In eukaryotes, the process of transcription is physically segregated from the rest of the cell, sequestered inside of the nucleus. This results in two things: the mRNA is completed before translation can start, and there is time to "adjust" or "edit" the mRNA before translation starts. The physical separation of these processes gives eukaryotes a chance to alter the mRNA in such a way as to extend the lifespan of the mRNA or even alter the protein product that will be produced from the mRNA.
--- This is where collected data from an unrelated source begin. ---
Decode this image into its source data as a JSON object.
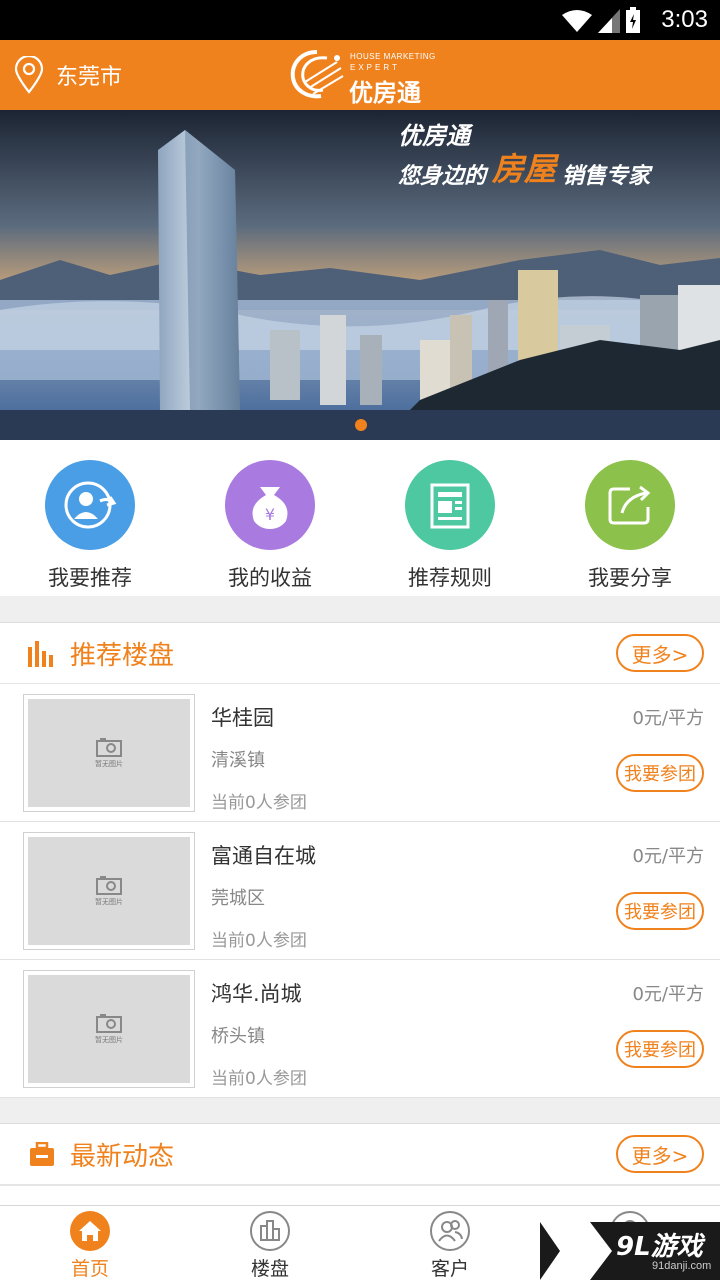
{
  "status_bar": {
    "time": "3:03"
  },
  "header": {
    "city": "东莞市",
    "logo_en_line1": "HOUSE MARKETING",
    "logo_en_line2": "EXPERT",
    "logo_cn": "优房通"
  },
  "banner": {
    "slogan_brand": "优房通",
    "slogan_prefix": "您身边的",
    "slogan_highlight": "房屋",
    "slogan_suffix": "销售专家",
    "active_slide": 1,
    "slide_count": 1
  },
  "quick_menu": [
    {
      "label": "我要推荐",
      "icon": "person-share-icon",
      "color": "#4a9ee6"
    },
    {
      "label": "我的收益",
      "icon": "money-bag-icon",
      "color": "#a97be0"
    },
    {
      "label": "推荐规则",
      "icon": "document-icon",
      "color": "#4dc8a0"
    },
    {
      "label": "我要分享",
      "icon": "share-icon",
      "color": "#8cc14c"
    }
  ],
  "recommended": {
    "title": "推荐楼盘",
    "more_label": "更多>",
    "join_label": "我要参团",
    "placeholder_text": "暂无图片",
    "items": [
      {
        "name": "华桂园",
        "area": "清溪镇",
        "group": "当前0人参团",
        "price": "0元/平方"
      },
      {
        "name": "富通自在城",
        "area": "莞城区",
        "group": "当前0人参团",
        "price": "0元/平方"
      },
      {
        "name": "鸿华.尚城",
        "area": "桥头镇",
        "group": "当前0人参团",
        "price": "0元/平方"
      }
    ]
  },
  "news": {
    "title": "最新动态",
    "more_label": "更多>"
  },
  "tabbar": {
    "tabs": [
      {
        "label": "首页",
        "icon": "home-icon",
        "active": true
      },
      {
        "label": "楼盘",
        "icon": "buildings-icon",
        "active": false
      },
      {
        "label": "客户",
        "icon": "customers-icon",
        "active": false
      },
      {
        "label": "",
        "icon": "profile-icon",
        "active": false
      }
    ]
  },
  "watermark": {
    "main": "9L游戏",
    "sub": "91danji.com"
  },
  "colors": {
    "accent": "#f0821e"
  }
}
5' G-cap and 3' poly-A tail
When a eukaryotic gene is transcribed, the primary transcript is processed in the nucleus in several ways. Eukaryotic mRNAs are modified at the 3' end by the addition of a poly-A tail. This run of A residues is added by an enzyme that does not use genomic DNA as a template. Additionally, the mRNAs have a chemical modification of the 5' end, called a 5'-cap. Data suggests that these modifications both help to increase the lifespan of the mRNA (prevent its premature degradation in the cytoplasm) as well as to help the mRNA initiate translation.
Splicing occurs on most eukaryotic mRNAs in which introns are removed from the mRNA sequence and exons are ligated together. This can create a much shorter mRNA than initially transcribed. Splicing allows cells to mix and match which exons are incorporated into the final mRNA product. As shown in the figure below, this can lead to multiple proteins being coded for by a single gene.